Nous pouvons identifier en Algérie plusieurs périodes de forte sinistralité ou de forte pression sur le réseau routier : la rentrée sociale, la rentrée scolaire, les changements météorologiques, le mois de Ramadhan et la saison estivale.
Si nous préparons à l’avance des plans spécifiques pour chacune de ces périodes, nous pouvons anticiper les risques et réduire sensiblement le nombre d’accidents.
Le conseil aurait donc vocation à devenir une véritable cellule nationale d’anticipation, capable de réunir les experts, les chercheurs, les professionnels, les différents secteurs concernés et les services de sécurité afin d’élaborer une stratégie commune fondée sur les données et l’analyse des risques.
Souhaitez-vous que ce conseil intervienne directement sur les causes des accidents ?
Oui. Il ne faut pas seulement chercher à traiter l’accident après qu’il s’est produit. Il faut surtout s’attaquer à ses causes profondes.
Le Conseil doit notamment contribuer à déterminer comment traiter correctement les causes des accidents, comment les éliminer ou réduire leur récurrence, comment renforcer la sensibilisation et la formation, mais aussi comment améliorer le dispositif de sanction à l’égard des conducteurs qui commettent des infractions répétées.
J’ai d’ailleurs adressé un appel au président de la République, Abdelmadjid Tebboune, pour la création de ce Conseil national consultatif supérieur de prévention des accidents de la circulation.
Je souhaite qu’il fonctionne selon les principes reconnus internationalement en matière de prévention : la prévention primaire, qui vise à empêcher l’accident ; la prévention secondaire, qui vise à empêcher l’aggravation de ses conséquences lorsqu’un accident survient ; et la prévention tertiaire, qui concerne notamment la prise en charge, la réduction des conséquences à long terme ainsi que la prévention de la répétition des situations à risque.
Quelles sont, selon vous, les mesures les plus urgentes que les autorités devraient prendre aujourd’hui ?
La première urgence est de sortir définitivement de la culture de la réaction pour adopter une culture de l’anticipation et de la prévention. En matière de sécurité routière, le principe doit être de prévoir le risque avant qu’il ne se transforme en catastrophe.
La deuxième mesure consiste à mettre en place un véritable système d’analyse des accidents. Après chaque accident grave, il faut pouvoir transférer les données vers un véritable «laboratoire d’analyse» afin d’identifier avec précision les causes : comportement humain, état du véhicule, infrastructures, conditions météorologiques, organisation de la circulation ou autres facteurs.
Si nous identifions correctement les causes, nous pouvons ensuite apporter le traitement approprié.
Vous comparez ce système d’analyse à la boîte noire des avions. Que voulez-vous dire exactement ?
Prenons l’exemple de l’aviation. Lorsqu’un avion s’écrase, les enquêteurs recherchent immédiatement les enregistreurs de vol, communément appelés boîtes noires.
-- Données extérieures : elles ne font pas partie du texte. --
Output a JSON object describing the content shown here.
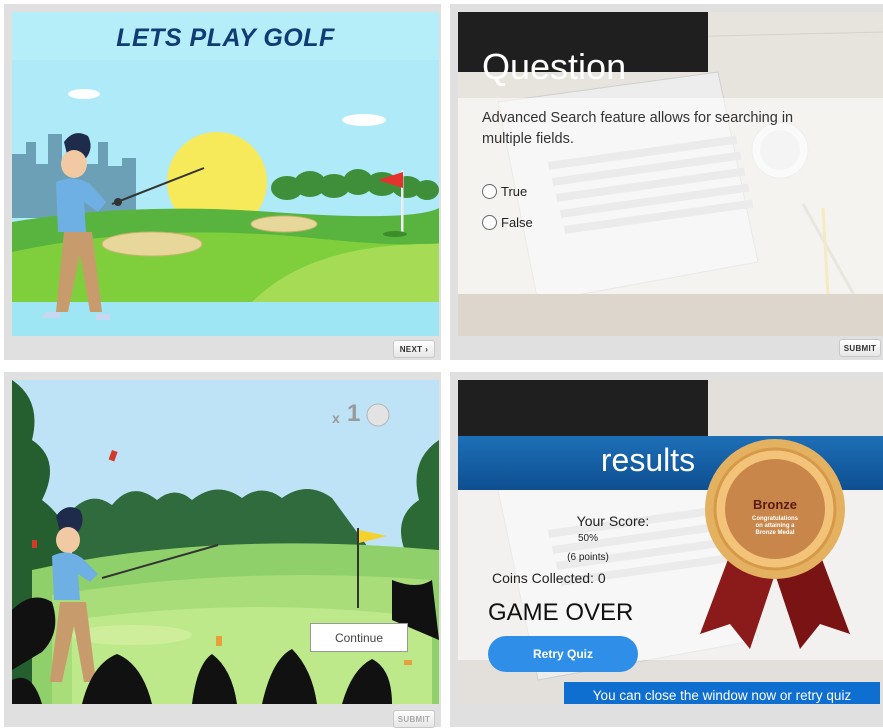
{
  "panel1": {
    "title": "LETS PLAY GOLF",
    "next_label": "NEXT",
    "next_icon": "chevron-right-icon"
  },
  "panel2": {
    "heading": "Question",
    "question": "Advanced Search  feature allows for searching in multiple fields.",
    "options": [
      {
        "label": "True"
      },
      {
        "label": "False"
      }
    ],
    "submit_label": "SUBMIT"
  },
  "panel3": {
    "multiplier": "x",
    "count": "1",
    "continue_label": "Continue",
    "submit_label": "SUBMIT"
  },
  "panel4": {
    "heading": "results",
    "score_label": "Your Score:",
    "score_percent": "50%",
    "score_points": "(6 points)",
    "coins_label": "Coins Collected:  0",
    "game_over": "GAME OVER",
    "retry_label": "Retry Quiz",
    "close_message": "You can close the window now or retry quiz",
    "medal": {
      "title": "Bronze",
      "subtitle_lines": [
        "Congratulations",
        "on attaining a",
        "Bronze Medal"
      ]
    }
  },
  "colors": {
    "title_navy": "#0f3c73",
    "results_blue": "#1d6fb7",
    "retry_blue": "#2f8fe8",
    "medal_bronze": "#c9864b",
    "ribbon_red": "#8b1a1a"
  }
}
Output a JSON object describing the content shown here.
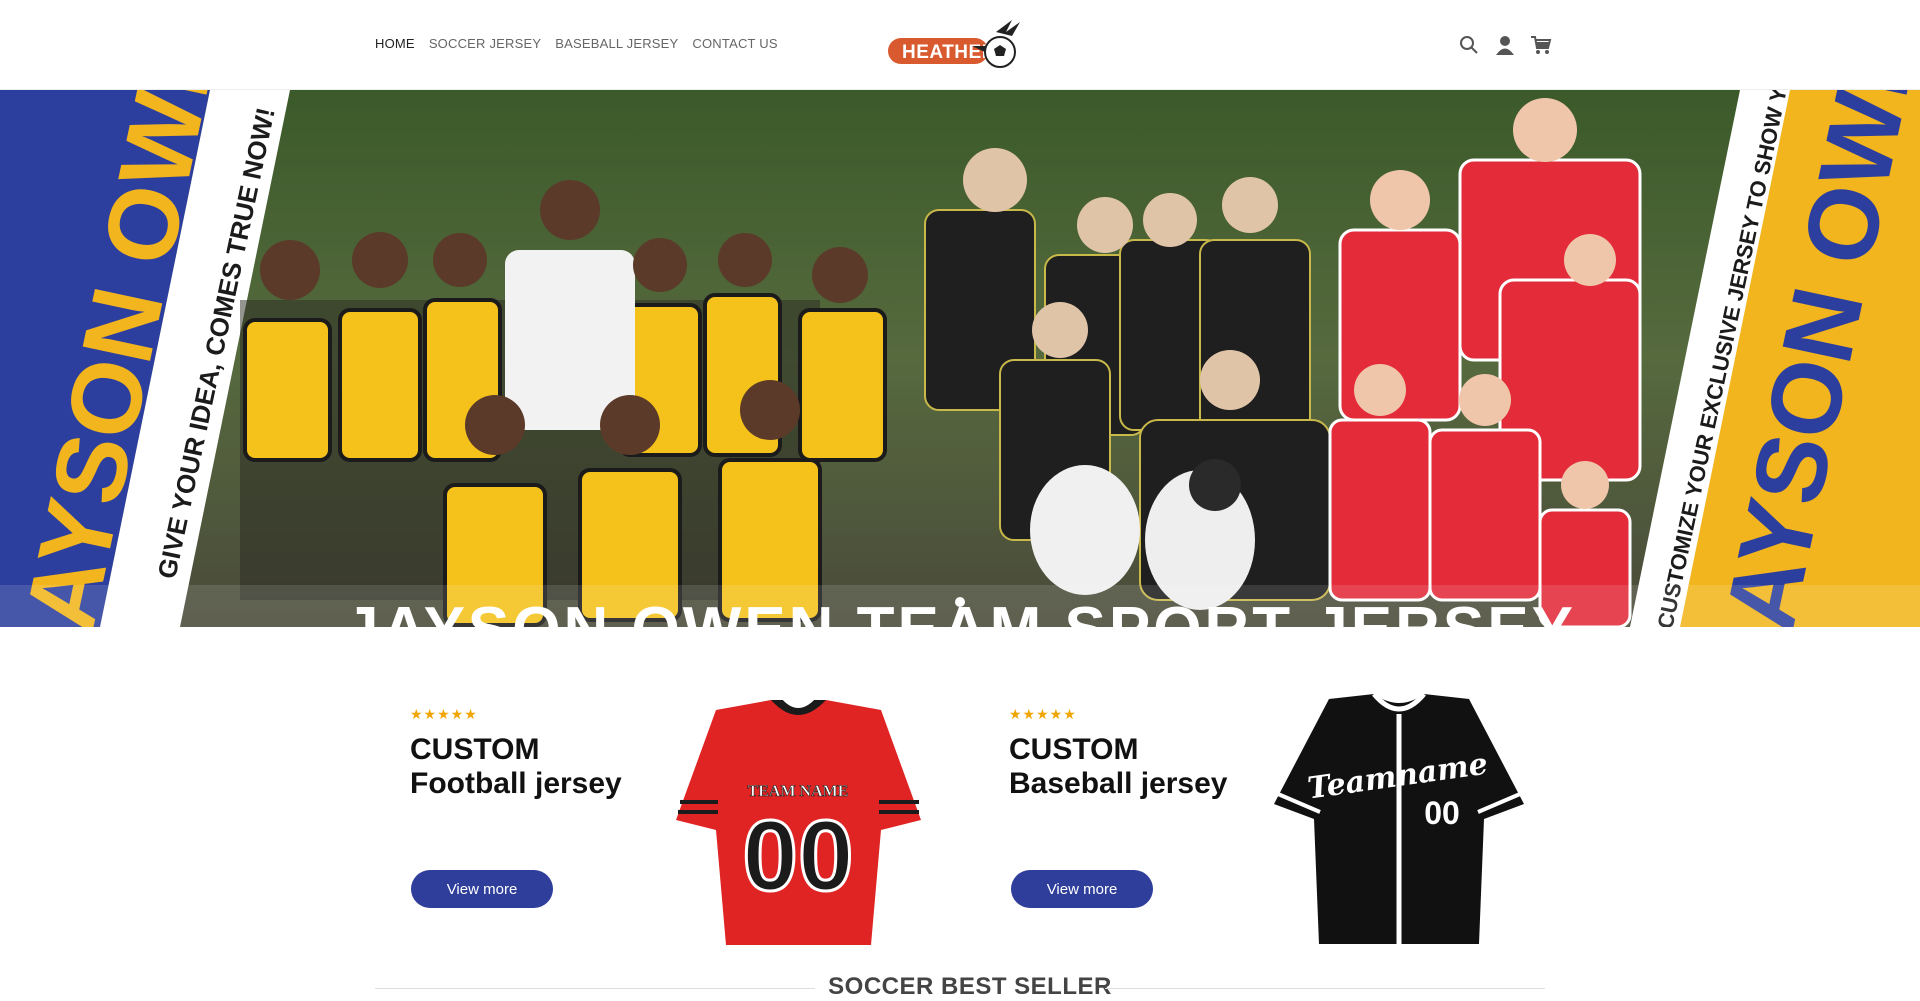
{
  "nav": {
    "items": [
      {
        "label": "HOME",
        "active": true
      },
      {
        "label": "SOCCER JERSEY",
        "active": false
      },
      {
        "label": "BASEBALL JERSEY",
        "active": false
      },
      {
        "label": "CONTACT US",
        "active": false
      }
    ]
  },
  "logo": {
    "text": "HEATHER"
  },
  "header_icons": [
    "search-icon",
    "account-icon",
    "cart-icon"
  ],
  "hero": {
    "left_banner_big": "JAYSON OWEN",
    "left_banner_slogan": "GIVE YOUR IDEA, COMES TRUE NOW!",
    "right_banner_big": "JAYSON OWEN",
    "right_banner_slogan": "CUSTOMIZE YOUR EXCLUSIVE JERSEY TO SHOW YOUR PERSONALITY",
    "title": "JAYSON OWEN TEAM SPORT JERSEY",
    "colors": {
      "banner_blue": "#2d3f9e",
      "banner_yellow": "#f2b51d",
      "team_yellow": "#f4c21a",
      "team_red": "#e32b3a"
    }
  },
  "promos": [
    {
      "stars": "★★★★★",
      "title_line1": "CUSTOM",
      "title_line2": "Football jersey",
      "button": "View more",
      "jersey_text_name": "TEAM NAME",
      "jersey_number": "00"
    },
    {
      "stars": "★★★★★",
      "title_line1": "CUSTOM",
      "title_line2": "Baseball jersey",
      "button": "View more",
      "jersey_text_name": "Teamname",
      "jersey_number": "00"
    }
  ],
  "section": {
    "title": "SOCCER BEST SELLER"
  },
  "colors": {
    "button_blue": "#2e3e9a",
    "star": "#f0a500",
    "logo_orange": "#d85a2e"
  }
}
Leur objectif n’est pas simplement de retrouver l’appareil, mais surtout de comprendre ce qui s’est passé et d’identifier les causes de l’accident afin d’éviter qu’un événement similaire ne se reproduise.
Nous devons développer une philosophie comparable pour les accidents de la circulation : chaque accident doit devenir une source d’apprentissage.
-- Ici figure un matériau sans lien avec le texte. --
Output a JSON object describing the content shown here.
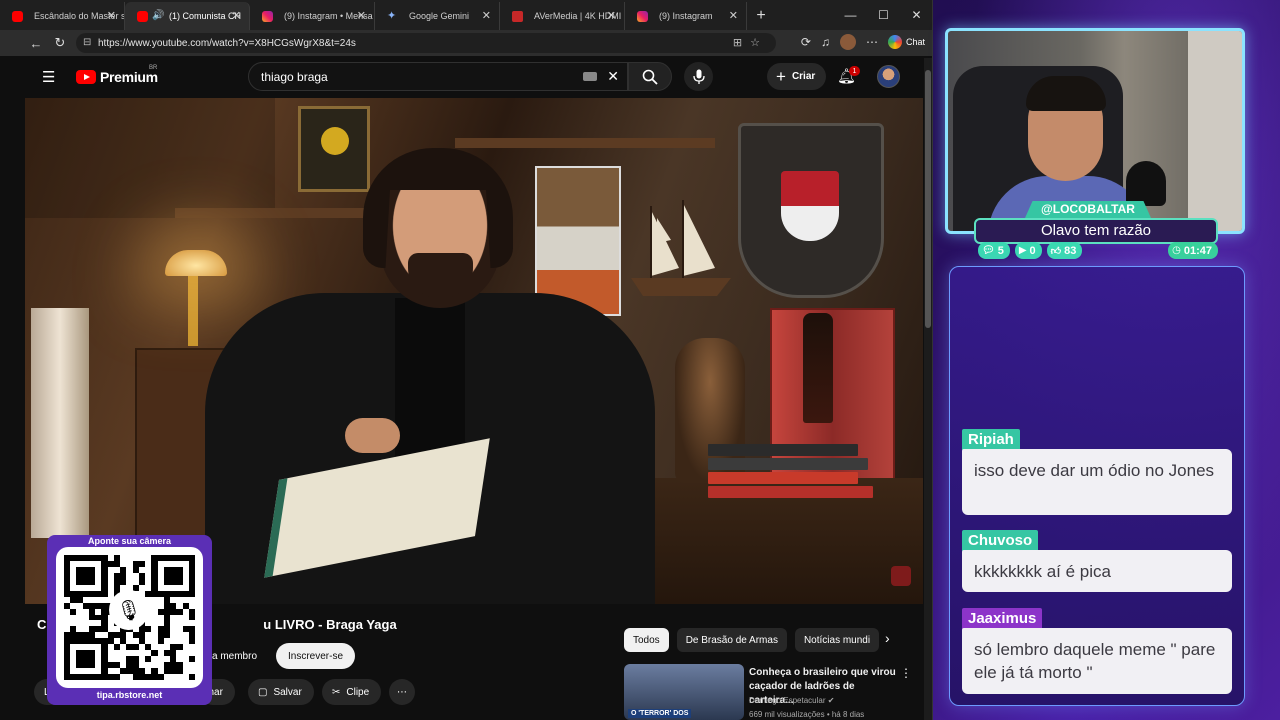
{
  "browser": {
    "tabs": [
      {
        "title": "Escândalo do Master s",
        "favicon": "youtube-icon",
        "active": false
      },
      {
        "title": "(1) Comunista CH",
        "favicon": "youtube-icon",
        "active": true,
        "audio": true
      },
      {
        "title": "(9) Instagram • Mensa",
        "favicon": "instagram-icon",
        "active": false
      },
      {
        "title": "Google Gemini",
        "favicon": "gemini-icon",
        "active": false
      },
      {
        "title": "AVerMedia | 4K HDMI",
        "favicon": "avermedia-icon",
        "active": false
      },
      {
        "title": "(9) Instagram",
        "favicon": "instagram-icon",
        "active": false
      }
    ],
    "url": "https://www.youtube.com/watch?v=X8HCGsWgrX8&t=24s",
    "chat_label": "Chat"
  },
  "youtube": {
    "logo": "Premium",
    "region": "BR",
    "search_query": "thiago braga",
    "create_label": "Criar",
    "notification_count": "1",
    "video": {
      "title_start": "C",
      "title_end": "u LIVRO - Braga Yaga"
    },
    "member_label": "a membro",
    "subscribe_label": "Inscrever-se",
    "actions": {
      "share_partial": "ilhar",
      "save": "Salvar",
      "clip": "Clipe",
      "left_partial": "L"
    },
    "chips": [
      "Todos",
      "De Brasão de Armas",
      "Notícias mundi"
    ],
    "recommendation": {
      "title": "Conheça o brasileiro que virou caçador de ladrões de carteira...",
      "channel": "Domingo Espetacular",
      "meta": "669 mil visualizações • há 8 dias",
      "thumb_tag": "O 'TERROR' DOS"
    }
  },
  "qr": {
    "top_text": "Aponte sua câmera",
    "bottom_text": "tipa.rbstore.net"
  },
  "stream": {
    "username": "@LOCOBALTAR",
    "caption": "Olavo tem razão",
    "stats": {
      "chat": "5",
      "video": "0",
      "likes": "83",
      "timer": "01:47"
    },
    "messages": [
      {
        "author": "Ripiah",
        "text": "isso deve dar um ódio no Jones",
        "color": "#36c6a3"
      },
      {
        "author": "Chuvoso",
        "text": "kkkkkkkk aí é pica",
        "color": "#36c6a3"
      },
      {
        "author": "Jaaximus",
        "text": "só lembro daquele meme \" pare ele já tá morto \"",
        "color": "#8c34c9"
      }
    ]
  }
}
Il ne suffit pas de constater qu’un accident a fait plusieurs victimes. Il faut savoir pourquoi il s’est produit, quels facteurs l’ont favorisé et quelles mesures permettraient d’empêcher qu’il ne se reproduise.
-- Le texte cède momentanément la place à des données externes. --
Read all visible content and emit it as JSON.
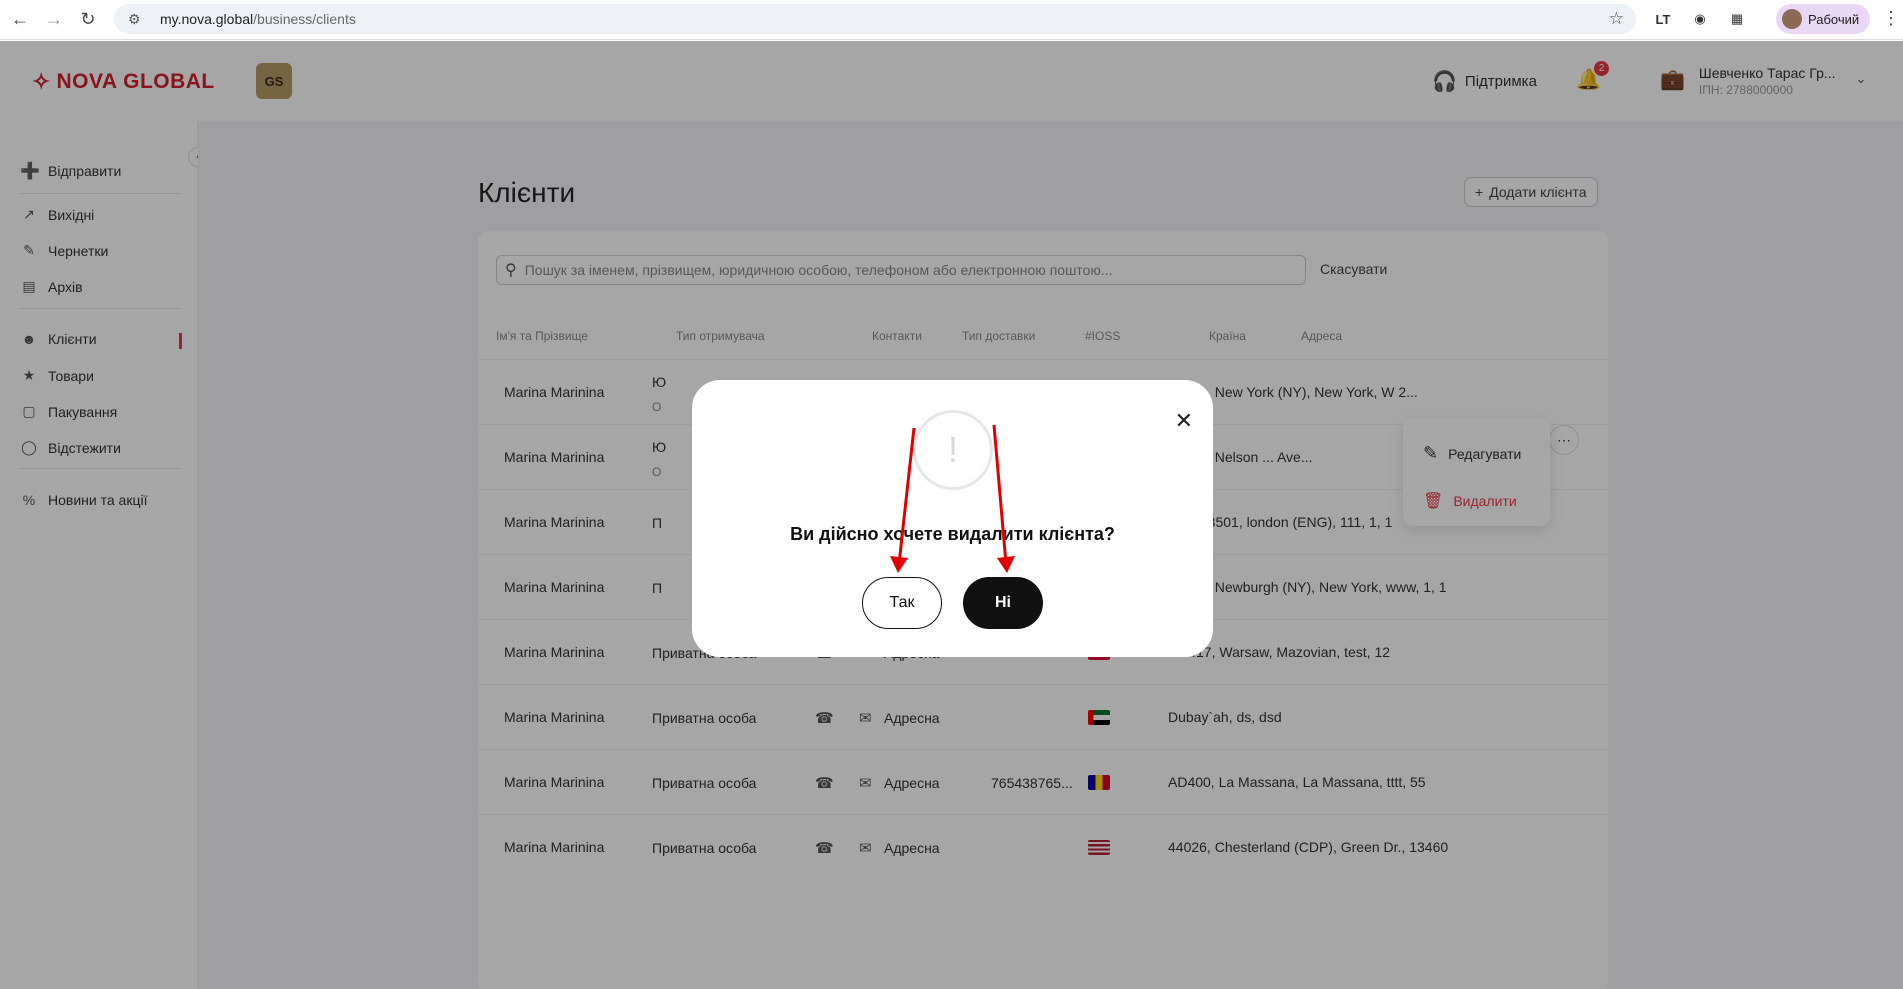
{
  "browser": {
    "url_host": "my.nova.global",
    "url_path": "/business/clients",
    "profile_label": "Рабочий"
  },
  "header": {
    "logo_text": "NOVA GLOBAL",
    "badge_text": "GS",
    "support_label": "Підтримка",
    "notifications_count": "2",
    "account_name": "Шевченко Тарас Гр...",
    "account_inn": "ІПН: 2788000000"
  },
  "sidebar": {
    "send_label": "Відправити",
    "items": [
      {
        "label": "Вихідні",
        "icon": "arrow-outgoing-icon"
      },
      {
        "label": "Чернетки",
        "icon": "edit-icon"
      },
      {
        "label": "Архів",
        "icon": "archive-icon"
      },
      {
        "label": "Клієнти",
        "icon": "user-icon"
      },
      {
        "label": "Товари",
        "icon": "tag-icon"
      },
      {
        "label": "Пакування",
        "icon": "box-icon"
      },
      {
        "label": "Відстежити",
        "icon": "track-icon"
      },
      {
        "label": "Новини та акції",
        "icon": "percent-icon"
      }
    ],
    "active_item": "Клієнти"
  },
  "main": {
    "title": "Клієнти",
    "add_button": "Додати клієнта",
    "search_placeholder": "Пошук за іменем, прізвищем, юридичною особою, телефоном або електронною поштою...",
    "cancel_label": "Скасувати",
    "columns": [
      "Ім'я та Прізвище",
      "Тип отримувача",
      "Контакти",
      "Тип доставки",
      "#IOSS",
      "Країна",
      "Адреса"
    ],
    "rows": [
      {
        "name": "Marina Marinina",
        "type": "Ю",
        "type_sub": "О",
        "delivery": "",
        "ioss": "",
        "flag": "us",
        "address": "10001, New York (NY), New York, W 2..."
      },
      {
        "name": "Marina Marinina",
        "type": "Ю",
        "type_sub": "О",
        "delivery": "",
        "ioss": "",
        "flag": "us",
        "address": "30151, Nelson ... Ave..."
      },
      {
        "name": "Marina Marinina",
        "type": "П",
        "type_sub": "",
        "delivery": "",
        "ioss": "",
        "flag": "gb",
        "address": "FTSE 3501, london (ENG), 111, 1, 1"
      },
      {
        "name": "Marina Marinina",
        "type": "П",
        "type_sub": "",
        "delivery": "",
        "ioss": "",
        "flag": "us",
        "address": "12551, Newburgh (NY), New York, www, 1, 1"
      },
      {
        "name": "Marina Marinina",
        "type": "Приватна особа",
        "type_sub": "",
        "delivery": "Адресна",
        "ioss": "",
        "flag": "pl",
        "address": "03-417, Warsaw, Mazovian, test, 12"
      },
      {
        "name": "Marina Marinina",
        "type": "Приватна особа",
        "type_sub": "",
        "delivery": "Адресна",
        "ioss": "",
        "flag": "ae",
        "address": "Dubay`ah, ds, dsd"
      },
      {
        "name": "Marina Marinina",
        "type": "Приватна особа",
        "type_sub": "",
        "delivery": "Адресна",
        "ioss": "765438765...",
        "flag": "ad",
        "address": "AD400, La Massana, La Massana, tttt, 55"
      },
      {
        "name": "Marina Marinina",
        "type": "Приватна особа",
        "type_sub": "",
        "delivery": "Адресна",
        "ioss": "",
        "flag": "us",
        "address": "44026, Chesterland (CDP), Green Dr., 13460"
      }
    ],
    "context_menu": {
      "edit_label": "Редагувати",
      "delete_label": "Видалити"
    }
  },
  "modal": {
    "question": "Ви дійсно хочете видалити клієнта?",
    "yes_label": "Так",
    "no_label": "Ні"
  },
  "colors": {
    "brand": "#d3232e",
    "annotation_arrow": "#e00000",
    "overlay": "rgba(0,0,0,0.35)"
  }
}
La prévention routière ne doit plus être considérée comme une action secondaire menée après les accidents. Elle doit devenir une véritable politique nationale, permanente et fondée sur l’anticipation.
La route est un élément essentiel de la vie économique et sociale du pays. Protéger ceux qui l’empruntent, c’est protéger les familles, l’économie et l’avenir du pays.
Prévenir avant l’accident, analyser avant de sanctionner et anticiper avant la catastrophe : c’est à cette condition que nous pourrons véritablement changer notre approche de la sécurité routière en Algérie.